The applications reviewed in this chapter are very broad, from environmental remediation and biomedicine to spintronics and energy (Li-ion batteries). Most of the research on magnetic nanoparticles for these applications (except magnetic recording media) has been carried out with spherical particles, whose properties depend on particle size, aggregation, crystallinity and coating. However, during the latest decades of the twentieth century, iron oxide and iron metal particles with elongated morphology were the ideal structure for magnetic recording media due to the enhancement of the anisotropy constant. In the latest years, the literature regarding anisometric iron oxides nanoparticles has boosted, demonstrating the interest in them with other areas respect to their spherical equivalents. For example, the use of magnetic nanocubes and nanodiscs in magnetic hyperthermia leads to an increment in the SAR values, also showing a great performance in in vitro studies. Interestingly, the performance of these particles as heating agents can be increased if magnetic hyperthermia is combined with photothermal therapy. On the other hand, nanostructures with high specific surface area that exhibits porosity are very advantageous for Li-ion batteries because they shorten the pathway of Li ions and electrons leading to an improvement penetration of the electrolyte.

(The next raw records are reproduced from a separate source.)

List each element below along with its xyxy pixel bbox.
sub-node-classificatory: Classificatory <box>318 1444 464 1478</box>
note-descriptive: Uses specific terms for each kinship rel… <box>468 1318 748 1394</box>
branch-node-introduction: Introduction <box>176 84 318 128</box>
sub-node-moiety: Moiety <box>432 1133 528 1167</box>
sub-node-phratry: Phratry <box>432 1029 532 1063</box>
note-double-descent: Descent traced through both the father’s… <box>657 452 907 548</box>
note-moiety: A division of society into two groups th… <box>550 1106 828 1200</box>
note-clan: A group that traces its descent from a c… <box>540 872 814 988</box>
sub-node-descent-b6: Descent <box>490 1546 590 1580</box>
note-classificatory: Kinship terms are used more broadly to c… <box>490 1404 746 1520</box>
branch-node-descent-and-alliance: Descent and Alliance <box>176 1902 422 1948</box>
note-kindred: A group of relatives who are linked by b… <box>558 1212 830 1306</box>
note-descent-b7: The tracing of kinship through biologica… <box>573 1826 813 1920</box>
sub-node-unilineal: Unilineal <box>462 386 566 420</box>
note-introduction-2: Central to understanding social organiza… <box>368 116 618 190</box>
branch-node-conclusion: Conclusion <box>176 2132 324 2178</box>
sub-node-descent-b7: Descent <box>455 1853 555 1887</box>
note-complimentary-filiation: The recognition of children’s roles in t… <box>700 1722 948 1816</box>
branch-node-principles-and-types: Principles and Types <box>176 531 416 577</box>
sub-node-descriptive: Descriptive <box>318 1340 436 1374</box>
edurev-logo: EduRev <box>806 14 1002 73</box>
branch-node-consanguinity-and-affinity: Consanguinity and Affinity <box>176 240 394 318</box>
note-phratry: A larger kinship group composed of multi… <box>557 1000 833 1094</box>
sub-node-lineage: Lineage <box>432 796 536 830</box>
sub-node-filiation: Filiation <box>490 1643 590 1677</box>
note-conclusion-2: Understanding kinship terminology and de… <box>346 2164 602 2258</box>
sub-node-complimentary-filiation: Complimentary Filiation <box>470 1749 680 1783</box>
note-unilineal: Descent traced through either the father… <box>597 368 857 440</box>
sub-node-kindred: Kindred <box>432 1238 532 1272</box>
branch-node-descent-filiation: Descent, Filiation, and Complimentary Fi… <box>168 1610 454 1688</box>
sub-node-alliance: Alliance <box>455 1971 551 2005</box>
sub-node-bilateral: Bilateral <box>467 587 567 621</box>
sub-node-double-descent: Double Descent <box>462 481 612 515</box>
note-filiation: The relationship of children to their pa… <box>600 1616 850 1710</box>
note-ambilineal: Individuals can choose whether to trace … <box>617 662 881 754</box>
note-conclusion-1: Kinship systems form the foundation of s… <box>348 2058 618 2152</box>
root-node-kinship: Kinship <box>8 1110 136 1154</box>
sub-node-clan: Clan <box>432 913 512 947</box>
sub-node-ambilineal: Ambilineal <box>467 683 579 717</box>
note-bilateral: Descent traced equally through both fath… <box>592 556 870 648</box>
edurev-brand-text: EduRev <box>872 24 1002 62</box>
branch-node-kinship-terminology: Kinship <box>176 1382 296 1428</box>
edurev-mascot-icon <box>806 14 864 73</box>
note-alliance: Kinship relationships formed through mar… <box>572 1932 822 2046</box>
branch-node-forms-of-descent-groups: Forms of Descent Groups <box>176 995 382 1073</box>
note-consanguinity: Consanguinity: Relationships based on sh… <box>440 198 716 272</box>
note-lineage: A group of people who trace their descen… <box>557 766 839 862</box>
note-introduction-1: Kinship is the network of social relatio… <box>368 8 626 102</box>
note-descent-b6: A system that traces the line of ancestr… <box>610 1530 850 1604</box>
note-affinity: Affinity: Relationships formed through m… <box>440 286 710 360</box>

In general, the excellent properties of magnetite and maghemite confer these materials of a unique adaptability setting this material far away of being “old fashion” for practical applications. In the case of magnetite, these properties are based on its structure of inverse spinel with an interesting electron hoping between Fe2+ and Fe3+ ions at octahedral sites. This material has been subject of interest in diverse fields such as magnetism, optics and electronics. Interestingly, most of its properties abruptly change when crossing the Verwey transition. Enabling more degrees of freedom by shaping the morphology of the nanoparticles different from the spherical one has brought advantageous benefits in different applications. For most of the applications, only a few morphologies have been tested yet. There are still morphologies with enormous potential such as plates, rings and nanotubes due to their magnetic structure (vortex) or specific surface area that have not been tested properly in a variety of applications. Moreover, for some morphologies, there is room to improve the synthetic routes. These routes should be more robust, reproducible and scalable in order to make monodispersed particles with tuneable properties. Moreover, for the demanding application, there should exist more protocols about how to process the material to exhibit the best performance without losing any of its inherent properties.